The advantages of ‘anywhere’

One of the big problems with working from home, both as a policy and as a phrase, is its limited set of implications.

That is: if you’re told to work from home, then you’re implicitly encouraged not to work anywhere else. In that sense, working from home can feel just as limiting as working in an office.

After all, if a worker feels chained to a desk, it’s the chain that bothers them – not the décor.

Working from anywhere, by contrast, changes the field entirely. By officially implementing a work from anywhere policy, there’s no need for any residual feelings of guilt or anxiety that might otherwise come hand-in-hand with working in, say, a coffee shop or other non-traditional environment.

It’s not just a question of preference, but practicality. Suppose you’re visiting your parents for a long weekend, or you managed to get hold of cheaper-but-earlier flights for your upcoming holiday. Under a work from anywhere system, you can get your work done from your childhood bedroom or your swanky Riviera hotel as needs be.

Crucially – especially for the hesitant holdouts who remain suspicious of non-office work – working from anywhere can also mean working in an office for those team members who prefer the work-life balance of a more traditional backdrop for their working life. We maintain a couple of spaces for our employees to use if they feel so inclined – or if they want to meet and collaborate.

Dealing with the practicalities

Of course, collaboration (while we’re on the subject) is one of the sticking points cited by nay-sayers as a reason to remain solely in the office. How, aside from the myriad communication devices we’re surrounded by at all times, will workers manage to collaborate, engage, and train under a work-from-anywhere system?

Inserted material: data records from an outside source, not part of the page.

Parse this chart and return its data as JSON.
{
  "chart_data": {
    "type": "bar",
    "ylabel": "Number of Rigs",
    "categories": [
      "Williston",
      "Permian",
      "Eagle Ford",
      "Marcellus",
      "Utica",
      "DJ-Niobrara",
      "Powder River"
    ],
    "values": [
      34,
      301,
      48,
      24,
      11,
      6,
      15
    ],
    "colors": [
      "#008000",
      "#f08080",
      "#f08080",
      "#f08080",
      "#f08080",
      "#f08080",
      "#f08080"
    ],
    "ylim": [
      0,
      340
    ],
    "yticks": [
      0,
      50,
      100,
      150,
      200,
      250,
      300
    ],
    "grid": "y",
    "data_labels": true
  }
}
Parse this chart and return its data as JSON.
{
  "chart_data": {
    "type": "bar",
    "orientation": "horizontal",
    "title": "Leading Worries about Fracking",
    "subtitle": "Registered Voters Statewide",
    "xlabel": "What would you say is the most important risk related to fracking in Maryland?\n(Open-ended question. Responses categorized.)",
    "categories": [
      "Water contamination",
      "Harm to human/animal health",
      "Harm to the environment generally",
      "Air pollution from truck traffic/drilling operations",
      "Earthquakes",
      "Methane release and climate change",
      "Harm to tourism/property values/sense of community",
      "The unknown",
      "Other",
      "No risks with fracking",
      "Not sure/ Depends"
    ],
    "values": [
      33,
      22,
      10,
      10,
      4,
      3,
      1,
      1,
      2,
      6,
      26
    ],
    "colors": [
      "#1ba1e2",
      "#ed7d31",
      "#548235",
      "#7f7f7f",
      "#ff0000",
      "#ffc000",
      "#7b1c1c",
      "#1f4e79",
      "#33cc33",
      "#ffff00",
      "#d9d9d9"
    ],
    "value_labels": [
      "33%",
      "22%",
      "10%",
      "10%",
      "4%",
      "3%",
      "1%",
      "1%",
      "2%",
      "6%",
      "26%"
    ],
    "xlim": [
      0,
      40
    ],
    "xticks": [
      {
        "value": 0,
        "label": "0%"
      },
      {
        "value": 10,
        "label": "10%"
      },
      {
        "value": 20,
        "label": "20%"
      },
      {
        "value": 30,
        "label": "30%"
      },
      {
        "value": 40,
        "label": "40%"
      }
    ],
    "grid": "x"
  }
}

In all seriousness, it is important to have rules and practices in place for ensuring that everyone is well-supported. While many organisations were improvising during the pandemic, the future of remote work will require a more thought-through and systematic approach.

As mentioned above, we make sure our employees can visit an office if they want to work together in-person, and members of our team have been known to maintain calls for hours at a time while they work apart – allowing them to bounce ideas around at a moment’s notice.

We also try to ensure that training begins with at least one in-person day (though much of the training can absolutely be done remotely with no adverse effects).

It’s not just new hires that need training, but existing managers and executives – many of whom have trusted themselves to work from anywhere for years, but who can often struggle to extend that trust to their teams. This, as Harvard Business Review and other publications have noted, requires a new perspective on delegation, empowerment, and autonomy – while still encouraging accountability from employees more broadly.

In addition to training, we find it’s useful to ensure that team get-togethers occur shortly after new starters join the company, just for that extra dose of human contact – and as a general rule, we make sure that senior team members are as approachable and contactable as possible for Teams calls with new starters.

More than a number

Ultimately, working from anywhere is a significant step towards a more human (and humane) approach to business.

It’s easy for any worker to feel like a cog in a machine; a statistic; or a number – and that’s another reason not to immediately invoke statistics in favour of remote working. It’s not just about the numbers.

Something as simple as a medical appointment, or a child’s graduation, or a sick pet can become such an uncompassionate issue for the full-time office worker who has no option but to squander precious annual leave on an important moment – but this kind of problem disappears under a flexible work-from-anywhere regime.

After all, if you’re allowed to clock in from a Parisian hotel or a Peruvian retreat, it becomes much less shocking to suggest that you’re equally allowed to take liberties with the clock itself, reshuffling your hours to accommodate family milestones or deal with life’s crises as they emerge.

Some detractors will say that working from home is isolating – but we firmly believe that, by embracing a ‘work from anywhere’ philosophy, we can pave the way towards a more connected and more human experience, ensuring that work fits around life – not the other way around.